Kent slunk back into the shadows and climbed into the cab he’d made home for the last sixteen hours. He lifted a 7-Up can he’d purchased four hours earlier at the Utah border and swallowed the flat dregs in one gulp. There would be plenty of time for food and drink later. Now he needed sleep.
But sleep did not come easily. For one thing, he found himself craving a real drink. Just one quick nip to settle the nerves. Grady’s could probably oblige him with at least a six-pack of beer.
“Don’t be a fool,” he muttered and lay down on the bench seat.
It was then, parked outside of Grady’s, two hours from Denver, that the first major flaw in his plan presented itself to him like a siren in the night. He jerked upright and stared, wide eyed, out the windshield.
Helen!
Helen had moved in
after
he’d laid out the timetable. When the rest of his plan was put into play, they would question her, and that questioning rang through his head now, clear and concise—and as condemning as a judge’s gavel.
“You’re saying he left you a note stating he’s going fishing on Saturday but he never comes back? Not even on Sunday?”
“Yes, officer. As far as I can tell.”
“So he goes fishing—we know that from the neighbor who saw him—and goes straight to the office in his fishing gear thirty-six hours later, without bothering to come home. No pun intended here, but doesn’t that smell a little fishy?”
He had decided not to return for the simple reason that he had the body to contend with. He couldn’t very well drive up to his house in the meat truck. Neither could he drive around town with a body in the trunk of the Lexus for a whole day. At some point things would be smelling more than just fishy.
But that was before Helen.
An alarm went off in his head.
Stupid, stupid, stupid!
He had to get to Denver. Get home somehow.
Kent brought the truck to life and roared back to the freeway, once again bouncing on the edge of the seat like some kind of idiot.

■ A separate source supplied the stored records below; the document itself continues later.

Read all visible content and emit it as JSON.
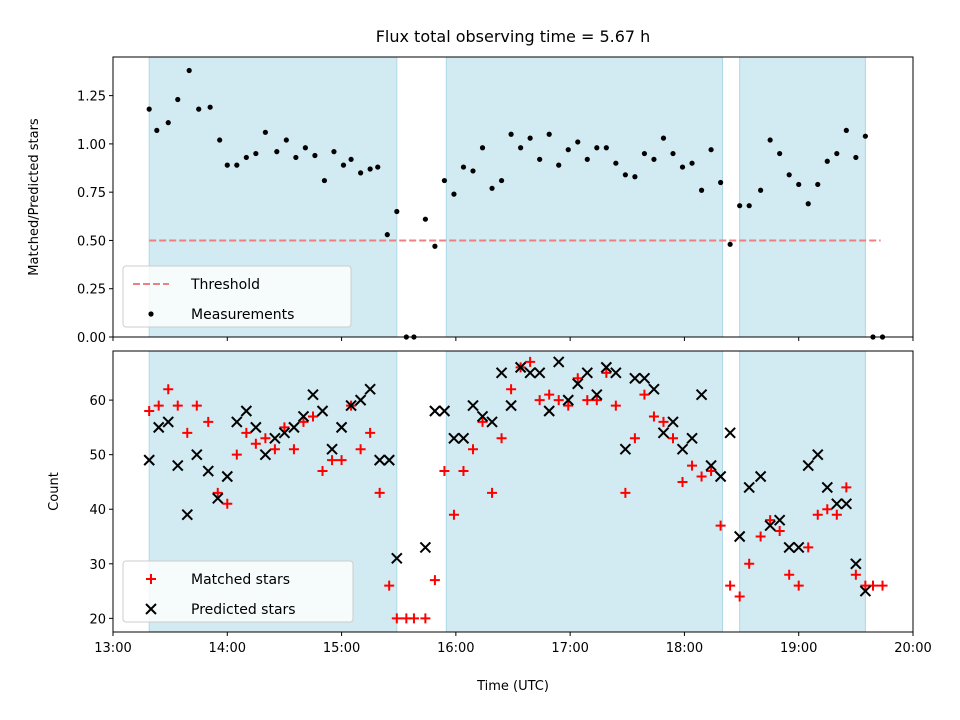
{
  "figure": {
    "title": "Flux total observing time = 5.67 h"
  },
  "colors": {
    "shade": "#add8e6",
    "threshold": "#f08080",
    "measurement": "#000000",
    "matched": "#ff0000",
    "predicted": "#000000"
  },
  "chart_data": [
    {
      "type": "scatter",
      "ylabel": "Matched/Predicted stars",
      "ylim": [
        0,
        1.45
      ],
      "xlim": [
        "13:00",
        "20:00"
      ],
      "yticks": [
        "0.00",
        "0.25",
        "0.50",
        "0.75",
        "1.00",
        "1.25"
      ],
      "grid": false,
      "legend_position": "lower left",
      "shaded_intervals": [
        [
          "13:19",
          "15:29"
        ],
        [
          "15:55",
          "18:20"
        ],
        [
          "18:29",
          "19:35"
        ]
      ],
      "series": [
        {
          "name": "Threshold",
          "style": "dashed-line",
          "x": [
            "13:19",
            "19:43"
          ],
          "y": [
            0.5,
            0.5
          ]
        },
        {
          "name": "Measurements",
          "style": "dot",
          "points": [
            [
              "13:19",
              1.18
            ],
            [
              "13:23",
              1.07
            ],
            [
              "13:29",
              1.11
            ],
            [
              "13:34",
              1.23
            ],
            [
              "13:40",
              1.38
            ],
            [
              "13:45",
              1.18
            ],
            [
              "13:51",
              1.19
            ],
            [
              "13:56",
              1.02
            ],
            [
              "14:00",
              0.89
            ],
            [
              "14:05",
              0.89
            ],
            [
              "14:10",
              0.93
            ],
            [
              "14:15",
              0.95
            ],
            [
              "14:20",
              1.06
            ],
            [
              "14:26",
              0.96
            ],
            [
              "14:31",
              1.02
            ],
            [
              "14:36",
              0.93
            ],
            [
              "14:41",
              0.98
            ],
            [
              "14:46",
              0.94
            ],
            [
              "14:51",
              0.81
            ],
            [
              "14:56",
              0.96
            ],
            [
              "15:01",
              0.89
            ],
            [
              "15:05",
              0.92
            ],
            [
              "15:10",
              0.85
            ],
            [
              "15:15",
              0.87
            ],
            [
              "15:19",
              0.88
            ],
            [
              "15:24",
              0.53
            ],
            [
              "15:29",
              0.65
            ],
            [
              "15:34",
              0.0
            ],
            [
              "15:38",
              0.0
            ],
            [
              "15:44",
              0.61
            ],
            [
              "15:49",
              0.47
            ],
            [
              "15:54",
              0.81
            ],
            [
              "15:59",
              0.74
            ],
            [
              "16:04",
              0.88
            ],
            [
              "16:09",
              0.86
            ],
            [
              "16:14",
              0.98
            ],
            [
              "16:19",
              0.77
            ],
            [
              "16:24",
              0.81
            ],
            [
              "16:29",
              1.05
            ],
            [
              "16:34",
              0.98
            ],
            [
              "16:39",
              1.03
            ],
            [
              "16:44",
              0.92
            ],
            [
              "16:49",
              1.05
            ],
            [
              "16:54",
              0.89
            ],
            [
              "16:59",
              0.97
            ],
            [
              "17:04",
              1.01
            ],
            [
              "17:09",
              0.92
            ],
            [
              "17:14",
              0.98
            ],
            [
              "17:19",
              0.98
            ],
            [
              "17:24",
              0.9
            ],
            [
              "17:29",
              0.84
            ],
            [
              "17:34",
              0.83
            ],
            [
              "17:39",
              0.95
            ],
            [
              "17:44",
              0.92
            ],
            [
              "17:49",
              1.03
            ],
            [
              "17:54",
              0.95
            ],
            [
              "17:59",
              0.88
            ],
            [
              "18:04",
              0.9
            ],
            [
              "18:09",
              0.76
            ],
            [
              "18:14",
              0.97
            ],
            [
              "18:19",
              0.8
            ],
            [
              "18:24",
              0.48
            ],
            [
              "18:29",
              0.68
            ],
            [
              "18:34",
              0.68
            ],
            [
              "18:40",
              0.76
            ],
            [
              "18:45",
              1.02
            ],
            [
              "18:50",
              0.95
            ],
            [
              "18:55",
              0.84
            ],
            [
              "19:00",
              0.79
            ],
            [
              "19:05",
              0.69
            ],
            [
              "19:10",
              0.79
            ],
            [
              "19:15",
              0.91
            ],
            [
              "19:20",
              0.95
            ],
            [
              "19:25",
              1.07
            ],
            [
              "19:30",
              0.93
            ],
            [
              "19:35",
              1.04
            ],
            [
              "19:39",
              0.0
            ],
            [
              "19:44",
              0.0
            ]
          ]
        }
      ]
    },
    {
      "type": "scatter",
      "ylabel": "Count",
      "xlabel": "Time (UTC)",
      "ylim": [
        17.5,
        69
      ],
      "xlim": [
        "13:00",
        "20:00"
      ],
      "yticks": [
        "20",
        "30",
        "40",
        "50",
        "60"
      ],
      "xticks": [
        "13:00",
        "14:00",
        "15:00",
        "16:00",
        "17:00",
        "18:00",
        "19:00",
        "20:00"
      ],
      "grid": false,
      "legend_position": "lower left",
      "shaded_intervals": [
        [
          "13:19",
          "15:29"
        ],
        [
          "15:55",
          "18:20"
        ],
        [
          "18:29",
          "19:35"
        ]
      ],
      "series": [
        {
          "name": "Matched stars",
          "marker": "+",
          "points": [
            [
              "13:19",
              58
            ],
            [
              "13:24",
              59
            ],
            [
              "13:29",
              62
            ],
            [
              "13:34",
              59
            ],
            [
              "13:39",
              54
            ],
            [
              "13:44",
              59
            ],
            [
              "13:50",
              56
            ],
            [
              "13:55",
              43
            ],
            [
              "14:00",
              41
            ],
            [
              "14:05",
              50
            ],
            [
              "14:10",
              54
            ],
            [
              "14:15",
              52
            ],
            [
              "14:20",
              53
            ],
            [
              "14:25",
              51
            ],
            [
              "14:30",
              55
            ],
            [
              "14:35",
              51
            ],
            [
              "14:40",
              56
            ],
            [
              "14:45",
              57
            ],
            [
              "14:50",
              47
            ],
            [
              "14:55",
              49
            ],
            [
              "15:00",
              49
            ],
            [
              "15:05",
              59
            ],
            [
              "15:10",
              51
            ],
            [
              "15:15",
              54
            ],
            [
              "15:20",
              43
            ],
            [
              "15:25",
              26
            ],
            [
              "15:29",
              20
            ],
            [
              "15:34",
              20
            ],
            [
              "15:38",
              20
            ],
            [
              "15:44",
              20
            ],
            [
              "15:49",
              27
            ],
            [
              "15:54",
              47
            ],
            [
              "15:59",
              39
            ],
            [
              "16:04",
              47
            ],
            [
              "16:09",
              51
            ],
            [
              "16:14",
              56
            ],
            [
              "16:19",
              43
            ],
            [
              "16:24",
              53
            ],
            [
              "16:29",
              62
            ],
            [
              "16:34",
              66
            ],
            [
              "16:39",
              67
            ],
            [
              "16:44",
              60
            ],
            [
              "16:49",
              61
            ],
            [
              "16:54",
              60
            ],
            [
              "16:59",
              59
            ],
            [
              "17:04",
              64
            ],
            [
              "17:09",
              60
            ],
            [
              "17:14",
              60
            ],
            [
              "17:19",
              65
            ],
            [
              "17:24",
              59
            ],
            [
              "17:29",
              43
            ],
            [
              "17:34",
              53
            ],
            [
              "17:39",
              61
            ],
            [
              "17:44",
              57
            ],
            [
              "17:49",
              56
            ],
            [
              "17:54",
              53
            ],
            [
              "17:59",
              45
            ],
            [
              "18:04",
              48
            ],
            [
              "18:09",
              46
            ],
            [
              "18:14",
              47
            ],
            [
              "18:19",
              37
            ],
            [
              "18:24",
              26
            ],
            [
              "18:29",
              24
            ],
            [
              "18:34",
              30
            ],
            [
              "18:40",
              35
            ],
            [
              "18:45",
              38
            ],
            [
              "18:50",
              36
            ],
            [
              "18:55",
              28
            ],
            [
              "19:00",
              26
            ],
            [
              "19:05",
              33
            ],
            [
              "19:10",
              39
            ],
            [
              "19:15",
              40
            ],
            [
              "19:20",
              39
            ],
            [
              "19:25",
              44
            ],
            [
              "19:30",
              28
            ],
            [
              "19:35",
              26
            ],
            [
              "19:39",
              26
            ],
            [
              "19:44",
              26
            ]
          ]
        },
        {
          "name": "Predicted stars",
          "marker": "x",
          "points": [
            [
              "13:19",
              49
            ],
            [
              "13:24",
              55
            ],
            [
              "13:29",
              56
            ],
            [
              "13:34",
              48
            ],
            [
              "13:39",
              39
            ],
            [
              "13:44",
              50
            ],
            [
              "13:50",
              47
            ],
            [
              "13:55",
              42
            ],
            [
              "14:00",
              46
            ],
            [
              "14:05",
              56
            ],
            [
              "14:10",
              58
            ],
            [
              "14:15",
              55
            ],
            [
              "14:20",
              50
            ],
            [
              "14:25",
              53
            ],
            [
              "14:30",
              54
            ],
            [
              "14:35",
              55
            ],
            [
              "14:40",
              57
            ],
            [
              "14:45",
              61
            ],
            [
              "14:50",
              58
            ],
            [
              "14:55",
              51
            ],
            [
              "15:00",
              55
            ],
            [
              "15:05",
              59
            ],
            [
              "15:10",
              60
            ],
            [
              "15:15",
              62
            ],
            [
              "15:20",
              49
            ],
            [
              "15:25",
              49
            ],
            [
              "15:29",
              31
            ],
            [
              "15:44",
              33
            ],
            [
              "15:49",
              58
            ],
            [
              "15:54",
              58
            ],
            [
              "15:59",
              53
            ],
            [
              "16:04",
              53
            ],
            [
              "16:09",
              59
            ],
            [
              "16:14",
              57
            ],
            [
              "16:19",
              56
            ],
            [
              "16:24",
              65
            ],
            [
              "16:29",
              59
            ],
            [
              "16:34",
              66
            ],
            [
              "16:39",
              65
            ],
            [
              "16:44",
              65
            ],
            [
              "16:49",
              58
            ],
            [
              "16:54",
              67
            ],
            [
              "16:59",
              60
            ],
            [
              "17:04",
              63
            ],
            [
              "17:09",
              65
            ],
            [
              "17:14",
              61
            ],
            [
              "17:19",
              66
            ],
            [
              "17:24",
              65
            ],
            [
              "17:29",
              51
            ],
            [
              "17:34",
              64
            ],
            [
              "17:39",
              64
            ],
            [
              "17:44",
              62
            ],
            [
              "17:49",
              54
            ],
            [
              "17:54",
              56
            ],
            [
              "17:59",
              51
            ],
            [
              "18:04",
              53
            ],
            [
              "18:09",
              61
            ],
            [
              "18:14",
              48
            ],
            [
              "18:19",
              46
            ],
            [
              "18:24",
              54
            ],
            [
              "18:29",
              35
            ],
            [
              "18:34",
              44
            ],
            [
              "18:40",
              46
            ],
            [
              "18:45",
              37
            ],
            [
              "18:50",
              38
            ],
            [
              "18:55",
              33
            ],
            [
              "19:00",
              33
            ],
            [
              "19:05",
              48
            ],
            [
              "19:10",
              50
            ],
            [
              "19:15",
              44
            ],
            [
              "19:20",
              41
            ],
            [
              "19:25",
              41
            ],
            [
              "19:30",
              30
            ],
            [
              "19:35",
              25
            ]
          ]
        }
      ]
    }
  ]
}
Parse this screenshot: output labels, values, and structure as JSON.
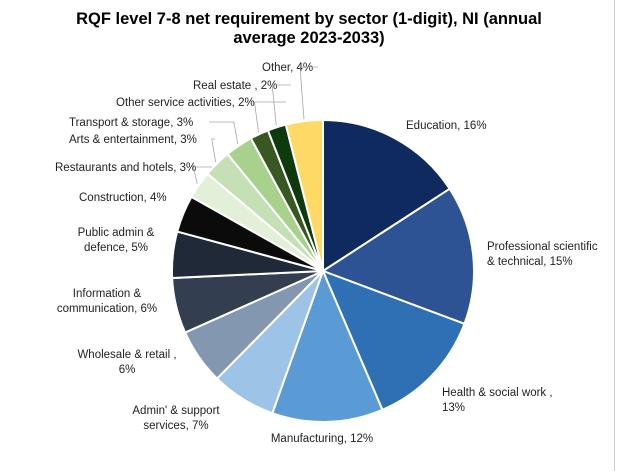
{
  "chart_data": {
    "type": "pie",
    "title": "RQF level 7-8 net requirement by sector (1-digit), NI (annual\naverage 2023-2033)",
    "slices": [
      {
        "label": "Education, 16%",
        "value": 16,
        "color": "#0f2a5e"
      },
      {
        "label": "Professional scientific\n& technical, 15%",
        "value": 15,
        "color": "#2e5395"
      },
      {
        "label": "Health & social work ,\n13%",
        "value": 13,
        "color": "#2f6fb3"
      },
      {
        "label": "Manufacturing, 12%",
        "value": 12,
        "color": "#5b9bd5"
      },
      {
        "label": "Admin' & support\nservices, 7%",
        "value": 7,
        "color": "#9dc3e6"
      },
      {
        "label": "Wholesale & retail ,\n6%",
        "value": 6,
        "color": "#8497b0"
      },
      {
        "label": "Information &\ncommunication, 6%",
        "value": 6,
        "color": "#333f50"
      },
      {
        "label": "Public admin &\ndefence, 5%",
        "value": 5,
        "color": "#1f2937"
      },
      {
        "label": "Construction, 4%",
        "value": 4,
        "color": "#0b0b0b"
      },
      {
        "label": "Restaurants and hotels, 3%",
        "value": 3,
        "color": "#e2f0d9"
      },
      {
        "label": "Arts & entertainment, 3%",
        "value": 3,
        "color": "#c5e0b4"
      },
      {
        "label": "Transport & storage, 3%",
        "value": 3,
        "color": "#a9d18e"
      },
      {
        "label": "Other service activities, 2%",
        "value": 2,
        "color": "#385723"
      },
      {
        "label": "Real estate , 2%",
        "value": 2,
        "color": "#0d3b0d"
      },
      {
        "label": "Other, 4%",
        "value": 4,
        "color": "#ffd966"
      }
    ]
  }
}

An hour later, rumbling into the outskirts of suburban Denver, he conceded to the only plan that made sense in the morning’s wee hours. A new element of risk threatened now, but nobody ever said stealing twenty million would be light on the risk factor.
Kent slowly wound his way back to the Front Range Meat Packers compound south of 470 and entered the industrial maze of metal buildings. He killed the lights and crept forward, his eyes peeled for motion, his muscles rigid, his fingers wrapped white on the wheel.